Torrance, played by Jack Nicholson in terrifying form in Stanley Kubrick's 1980 film, is a frustrated writer who goes with his wife and son to spend the winter in the isolated Overlook Hotel in an attempt to get the novel he has always wanted to write started. But the hotel's grisly past and unquiet ghosts have their way with him, and his wife Wendy eventually finds that the manuscript he has been working on actually only contains the phrase "All work and no play makes Jack a dull boy", typed over and over again.

Now New York artist Phil Buehler, who describes himself as "a big fan of Stanley Kubrick and Stephen King", has self-published a book credited to Torrance, repeating the phrase throughout but formatting each page differently, using the words to create different shapes from zigzags to spirals.

"The idea has probably been marinating for years, because I loved the movie and the Stephen King book," said Buehler. "I'd just finished my own obsessive art project [and] it was an idea I had over the Christmas holidays."

He said he decided to stick to type and formatting that could have been created on a typewriter, with the first ten pages duplicating shots of Torrance's work from the film. "I thought 'if he continues to get crazier, what would those pages look like?'" he said. "I hit writer's block about 60 pages in, and I had to get to 80 - that went on for about a week." His fiancée, who had neither read the book nor seen the film, became a little concerned about his actions. "I finally showed her the movie, and she realised I wasn't really losing it," said Buehler.

He's included a spoof review from the blog OverThinkingIt.com on the book's back jacket, which compares it to "the best of Beckett" in its "lack of forward momentum", and considers the struggles of the author, "heroically pitting himself against the Sisyphusean sentence". "It's that metatextual struggle of Man vs.

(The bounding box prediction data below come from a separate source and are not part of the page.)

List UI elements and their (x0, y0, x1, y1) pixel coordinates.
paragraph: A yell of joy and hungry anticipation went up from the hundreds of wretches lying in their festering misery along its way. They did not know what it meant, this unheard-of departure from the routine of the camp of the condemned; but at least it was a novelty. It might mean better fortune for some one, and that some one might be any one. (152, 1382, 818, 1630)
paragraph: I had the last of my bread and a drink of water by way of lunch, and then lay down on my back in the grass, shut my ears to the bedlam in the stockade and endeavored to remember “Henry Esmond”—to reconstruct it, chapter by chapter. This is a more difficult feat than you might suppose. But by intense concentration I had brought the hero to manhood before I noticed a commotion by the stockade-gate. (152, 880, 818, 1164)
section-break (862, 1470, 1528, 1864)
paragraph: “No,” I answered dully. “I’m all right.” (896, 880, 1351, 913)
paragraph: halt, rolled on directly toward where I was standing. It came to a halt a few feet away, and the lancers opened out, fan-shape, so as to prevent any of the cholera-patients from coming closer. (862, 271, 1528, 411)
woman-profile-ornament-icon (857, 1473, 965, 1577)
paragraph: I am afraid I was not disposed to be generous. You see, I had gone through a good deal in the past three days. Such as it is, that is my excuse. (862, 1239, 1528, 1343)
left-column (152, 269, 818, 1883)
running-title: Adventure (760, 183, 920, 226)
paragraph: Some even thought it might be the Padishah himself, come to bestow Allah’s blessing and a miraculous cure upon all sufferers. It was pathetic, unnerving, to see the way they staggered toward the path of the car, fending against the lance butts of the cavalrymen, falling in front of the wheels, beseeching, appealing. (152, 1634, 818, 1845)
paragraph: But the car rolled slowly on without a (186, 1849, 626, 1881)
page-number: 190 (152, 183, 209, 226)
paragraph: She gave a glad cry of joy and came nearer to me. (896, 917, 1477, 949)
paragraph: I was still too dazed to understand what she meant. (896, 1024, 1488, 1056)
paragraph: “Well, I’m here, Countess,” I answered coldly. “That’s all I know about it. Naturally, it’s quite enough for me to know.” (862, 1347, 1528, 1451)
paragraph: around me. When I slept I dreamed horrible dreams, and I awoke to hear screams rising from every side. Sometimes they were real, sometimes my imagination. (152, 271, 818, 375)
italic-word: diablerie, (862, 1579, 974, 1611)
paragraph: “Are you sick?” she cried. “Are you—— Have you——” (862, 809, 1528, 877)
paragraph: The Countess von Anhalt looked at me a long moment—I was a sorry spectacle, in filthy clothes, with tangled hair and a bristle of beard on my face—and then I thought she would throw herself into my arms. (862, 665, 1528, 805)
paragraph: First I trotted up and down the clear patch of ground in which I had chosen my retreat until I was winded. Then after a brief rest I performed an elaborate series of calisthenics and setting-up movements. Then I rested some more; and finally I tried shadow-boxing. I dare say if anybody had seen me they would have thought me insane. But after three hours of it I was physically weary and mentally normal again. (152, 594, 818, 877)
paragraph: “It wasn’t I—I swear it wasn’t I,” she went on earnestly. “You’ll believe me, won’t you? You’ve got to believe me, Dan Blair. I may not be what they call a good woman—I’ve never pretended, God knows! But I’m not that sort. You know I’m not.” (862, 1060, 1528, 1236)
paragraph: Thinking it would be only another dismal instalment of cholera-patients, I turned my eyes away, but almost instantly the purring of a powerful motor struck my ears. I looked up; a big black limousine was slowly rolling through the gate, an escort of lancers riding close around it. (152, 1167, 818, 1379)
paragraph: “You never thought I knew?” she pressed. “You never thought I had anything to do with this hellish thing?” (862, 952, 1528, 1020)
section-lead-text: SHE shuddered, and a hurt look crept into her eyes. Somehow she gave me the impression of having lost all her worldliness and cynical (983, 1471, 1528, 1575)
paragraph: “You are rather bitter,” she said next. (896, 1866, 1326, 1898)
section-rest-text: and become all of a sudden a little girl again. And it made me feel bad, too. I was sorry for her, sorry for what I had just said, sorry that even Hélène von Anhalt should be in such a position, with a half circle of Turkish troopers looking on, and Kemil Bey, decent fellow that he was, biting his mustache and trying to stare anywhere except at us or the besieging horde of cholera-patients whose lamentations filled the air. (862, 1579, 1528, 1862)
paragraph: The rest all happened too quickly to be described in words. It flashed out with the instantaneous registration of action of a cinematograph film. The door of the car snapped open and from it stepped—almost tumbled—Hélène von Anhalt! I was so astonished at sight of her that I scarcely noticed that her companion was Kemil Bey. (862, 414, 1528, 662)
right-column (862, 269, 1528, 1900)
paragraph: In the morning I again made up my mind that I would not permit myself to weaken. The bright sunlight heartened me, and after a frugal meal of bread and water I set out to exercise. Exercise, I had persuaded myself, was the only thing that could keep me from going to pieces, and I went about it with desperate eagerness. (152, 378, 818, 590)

Typewriter that gives this book its spellbinding power," the review says. "Some will dismiss it as simplistic; that's like dismissing a Pollack canvas as mere splatters of paint."

So far, Buehler says that around 1,000 people have viewed the book, for sale on Blurb.com for $8.95 in paperback, or $22.95 in hardback, and he's sold "a few" copies, with sales now starting to pick up steam. "A few people have asked me to sign it - they're looking it as a piece of art rather than a funny thing to give to a Kubrick fan," he said. "If you're not a Kubrick or King fan, you might not even get it."